Comparing numbers and understanding inequalities is a fundamental concept in mathematics. In this blog post, we will explore the inequality -3/3 < 5/6, discuss the principles of comparing fractions and integers, provide step-by-step explanations, and offer practical examples of when such comparisons are important.

## Is-3-3-Smaller-than-5-6 ?

*Yes, -3/3 is indeed smaller than 5/6. When simplified, -3/3 equals -1, which is less than 5/6. In this comparison, -1 is on the left side of the number line, indicating that it is smaller than 5/6, which falls on the right side of the number line.*

### Understanding Inequalities

An inequality is a mathematical expression that compares two values and shows their relationship. Common inequality symbols include:

- Less than (<)
- Greater than (>)
- Less than or equal to (≤)
- Greater than or equal to (≥)
- Not equal to (≠)

In the context of comparing numbers, we will focus on the less than (<) symbol.

## Comparing Fractions

To compare fractions, consider the following principles:

#### 1. Common Denominator

For fractions with different denominators, it is helpful to find a common denominator. This allows for easier comparison.

#### 2. Cross-Multiplication

After finding a common denominator, you can cross-multiply to compare fractions. For fractions A/B and C/D, if AD < BC, then A/B < C/D.

## Comparing Integers and Fractions

When comparing integers (whole numbers) and fractions, you can convert the integers to fractions with denominators of 1. This allows you to compare them using the principles mentioned earlier.

### Evaluating -3/3 < 5/6

Now, let’s apply these principles to the inequality -3/3 < 5/6:

#### 1. Common Denominator

Both fractions already share a common denominator, which is 3.

#### 2. Cross-Multiplication

- For -3/3, we have -3/3 = (-3) × (1/3) = -1.
- For 5/6, we have 5/6 = (5) × (1/6) = 5/6.

Now, we have the inequality -1 < 5/6.

## Practical Examples

Understanding inequalities is crucial for various real-life scenarios:

#### 1. Finance and Budgeting

When budgeting, you may need to compare your expenses (in dollars) to your income (in dollars and cents).

#### 2. Grades and Assessments

Teachers use inequalities to compare students’ scores or grades to determine their academic performance.

#### 3. Time Management

In scheduling and time management, you might compare the time required for different tasks or events to prioritize effectively.

#### 4. Measurement and Quantities

In scientific experiments or construction projects, comparing measurements or quantities helps make informed decisions.

## Conclusion

Inequalities are a fundamental concept in mathematics used to compare numbers and values.
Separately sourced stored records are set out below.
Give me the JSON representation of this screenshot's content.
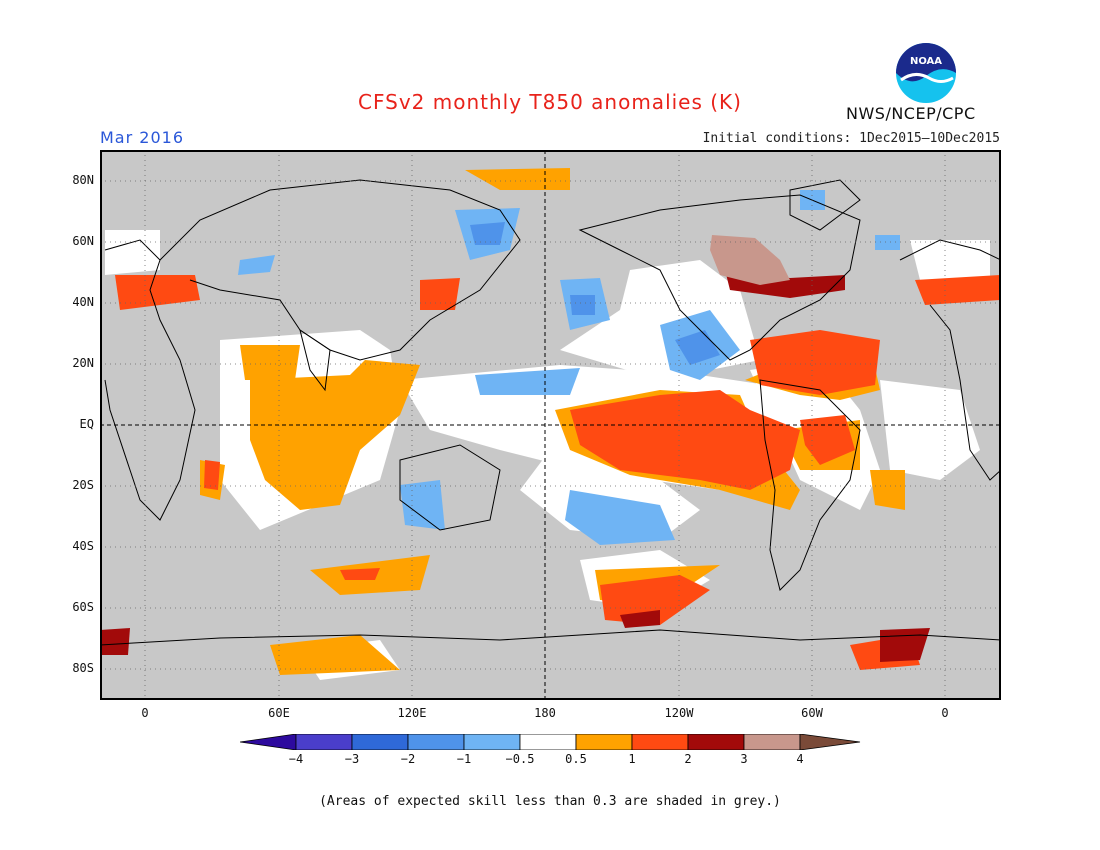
{
  "header": {
    "title": "CFSv2 monthly T850 anomalies (K)",
    "month": "Mar 2016",
    "initial_conditions": "Initial conditions: 1Dec2015—10Dec2015",
    "agency": "NWS/NCEP/CPC",
    "logo_text": "NOAA"
  },
  "map": {
    "projection": "equirectangular",
    "lat_labels": [
      "80N",
      "60N",
      "40N",
      "20N",
      "EQ",
      "20S",
      "40S",
      "60S",
      "80S"
    ],
    "lon_labels": [
      "0",
      "60E",
      "120E",
      "180",
      "120W",
      "60W",
      "0"
    ],
    "grey_meaning": "low skill",
    "regions": [
      {
        "name": "central-east-pacific",
        "level": "1-2",
        "color": "#ff4a12"
      },
      {
        "name": "indian-ocean",
        "level": "0.5-1",
        "color": "#ffa200"
      },
      {
        "name": "north-pacific",
        "level": "-1 to -0.5",
        "color": "#6fb4f4"
      },
      {
        "name": "hudson-bay",
        "level": "3-4",
        "color": "#c8978c"
      }
    ]
  },
  "legend": {
    "ticks": [
      "−4",
      "−3",
      "−2",
      "−1",
      "−0.5",
      "0.5",
      "1",
      "2",
      "3",
      "4"
    ],
    "colors": [
      "#2d0a9e",
      "#4a3ecb",
      "#2f69d8",
      "#4f93ea",
      "#6fb4f4",
      "#ffffff",
      "#ffa200",
      "#ff4a12",
      "#a20a0a",
      "#c8978c",
      "#7a4a38"
    ]
  },
  "footnote": "(Areas of expected skill less than 0.3 are shaded in grey.)"
}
Understanding how to compare fractions, integers, and mixed numbers is essential for various applications in everyday life and across different fields of study. In the case of the inequality -3/3 < 5/6, it is indeed true because -1 is less than 5/6. Being proficient in inequalities enables individuals to make informed decisions, analyze data, and solve problems efficiently.